Comme d’habitude, c’était un abruti détestable. « Je ne le fais que parce que j’ai confiance que tu feras du bon travail. »
« Bien que je sois une IA, j’ai le regret de t’informer que même à mes oreilles, ces mots sonnent creux. »
« Tsk, tsk. Tu es vraiment un cynique. Pourquoi ne pas prendre mes paroles au pied de la lettre pour une fois, hein ? En l’état, tu n’es même pas un peu attachant. »
« Tu ne mens peut-être pas, mais tu ne te soucies pas non plus de dire la vérité. Et tu veux que je te prenne au mot ? Je t’en prie, tu plaisantes. »
« Tu vois, pour une fois que je te fais un compliment, c’est comme ça que tu me le rends. Et dire que tu te plains toujours que je ne te félicite pas assez. » Je m’étais tourné vers Erica. « Tu vois comment il est ? »
Luxon se tourna également vers elle. « Erica, tu ne dois pas croire un mot de ce que dit cet homme.

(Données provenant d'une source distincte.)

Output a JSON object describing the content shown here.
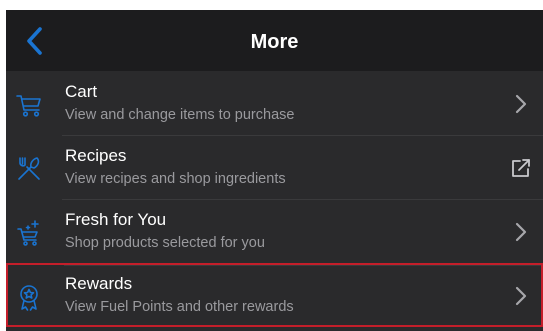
{
  "header": {
    "title": "More",
    "back_icon": "chevron-left-icon"
  },
  "colors": {
    "accent_blue": "#1a74d1",
    "header_bg": "#1c1c1e",
    "list_bg": "#2a2a2c",
    "highlight_border": "#c41e2a",
    "subtitle": "#9a9a9e"
  },
  "menu": {
    "items": [
      {
        "title": "Cart",
        "subtitle": "View and change items to purchase",
        "icon": "cart-icon",
        "trailing_icon": "chevron-right-icon"
      },
      {
        "title": "Recipes",
        "subtitle": "View recipes and shop ingredients",
        "icon": "recipes-utensils-icon",
        "trailing_icon": "external-link-icon"
      },
      {
        "title": "Fresh for You",
        "subtitle": "Shop products selected for you",
        "icon": "sparkle-cart-icon",
        "trailing_icon": "chevron-right-icon"
      },
      {
        "title": "Rewards",
        "subtitle": "View Fuel Points and other rewards",
        "icon": "rewards-ribbon-icon",
        "trailing_icon": "chevron-right-icon",
        "highlighted": true
      }
    ]
  }
}
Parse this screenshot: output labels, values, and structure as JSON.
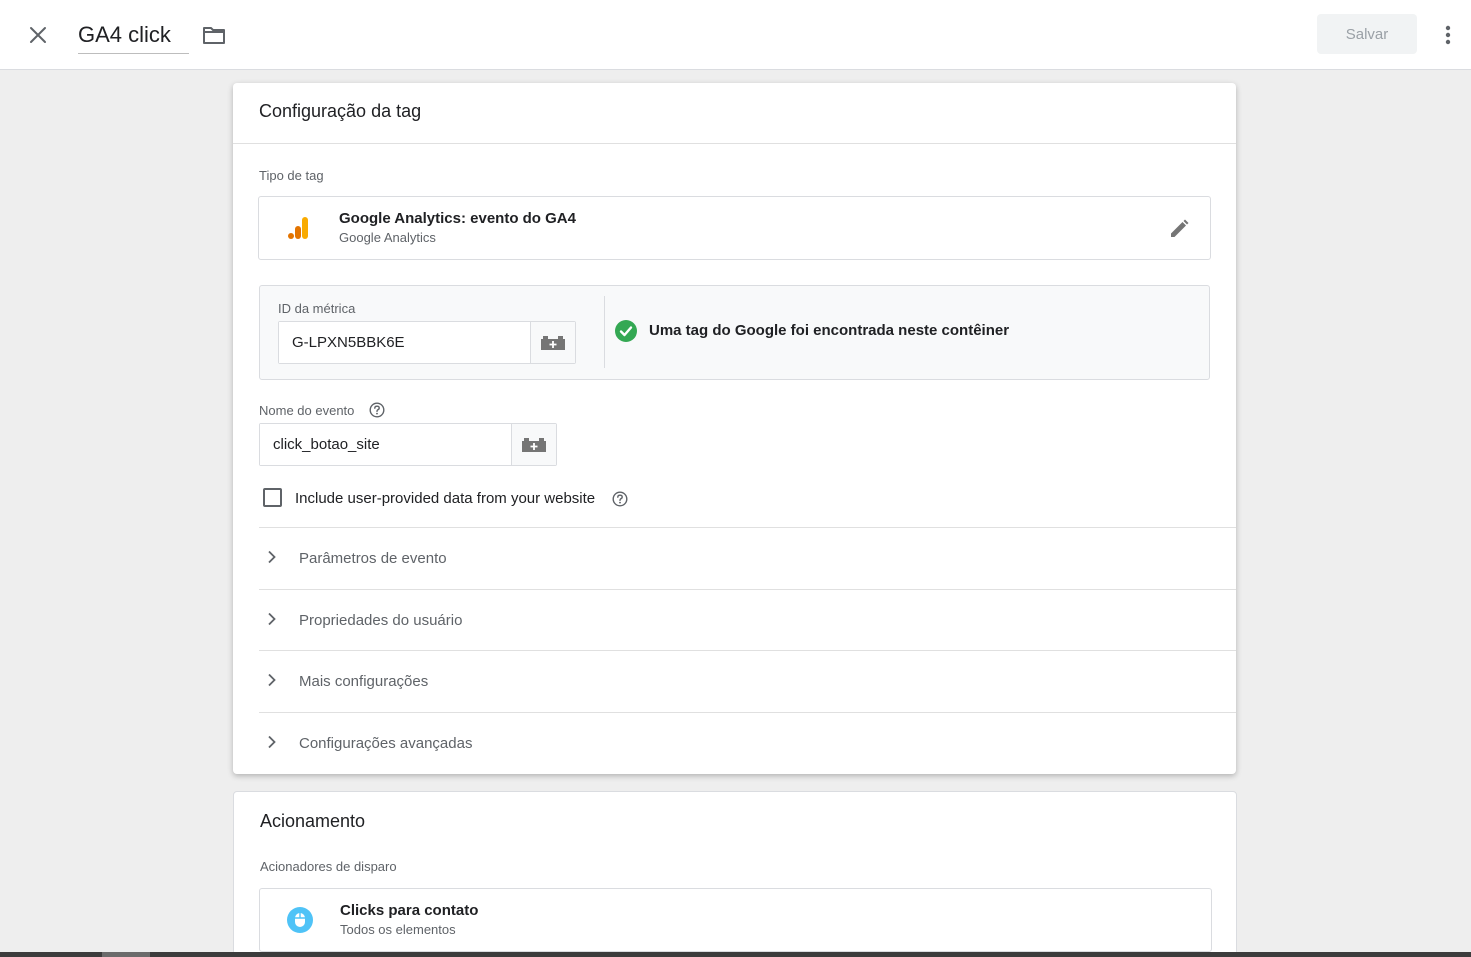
{
  "header": {
    "tag_title": "GA4 click",
    "save_label": "Salvar"
  },
  "config": {
    "card_title": "Configuração da tag",
    "tag_type_label": "Tipo de tag",
    "tag_type": {
      "name": "Google Analytics: evento do GA4",
      "provider": "Google Analytics"
    },
    "measurement": {
      "label": "ID da métrica",
      "value": "G-LPXN5BBK6E",
      "found_message": "Uma tag do Google foi encontrada neste contêiner"
    },
    "event_name": {
      "label": "Nome do evento",
      "value": "click_botao_site"
    },
    "user_data_checkbox": {
      "label": "Include user-provided data from your website",
      "checked": false
    },
    "sections": [
      {
        "label": "Parâmetros de evento"
      },
      {
        "label": "Propriedades do usuário"
      },
      {
        "label": "Mais configurações"
      },
      {
        "label": "Configurações avançadas"
      }
    ]
  },
  "triggering": {
    "card_title": "Acionamento",
    "triggers_label": "Acionadores de disparo",
    "triggers": [
      {
        "name": "Clicks para contato",
        "type": "Todos os elementos"
      }
    ]
  },
  "colors": {
    "ga_orange": "#f9ab00",
    "ga_dark_orange": "#e37400",
    "check_green": "#34a853",
    "trigger_blue": "#4fc3f7"
  }
}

Il est peut-être plus âgé psychologiquement qu’il n’y paraît, ayant gardé des souvenirs de sa vie antérieure, mais il n’en reste pas moins un enfant qui refuse d’admettre ses propres sentiments. Si jamais tu as besoin de quelque chose, viens plutôt me voir. »
« Hé, quelle est la grande idée !? C’est ma nièce, et tu es en train de m’affaiblir. Elle va perdre le respect de son oncle ! »
« Ne t’inquiète pas. Elle ne devrait pas en avoir pour toi en premier lieu. »
Ma main s’était élancée pour essayer de l’attraper, mais avant que je puisse arracher cet abruti de l’air, Erica se mit à rire. Nous nous étions figés et l’avions regardée.
Ses joues se colorèrent. « Mes excuses. Vous aviez l’air de vous amuser à vous chamailler. Je peux dire que, même si vous vous plaignez l’un de l’autre, vous êtes vraiment proches. »
Luxon et moi avions soufflé et nous étions détournés.
« Qui serait proche de cet abruti ? »
« Nous sommes simplement maître et serviteur. Rien de plus. »
Erica nous observa avec un léger sourire.
Quoi qu’il en soit, il semblerait que j’allais devoir faire quelque chose pour Rachel — pour le bien du royaume, bien sûr, mais aussi pour mon adorable nièce.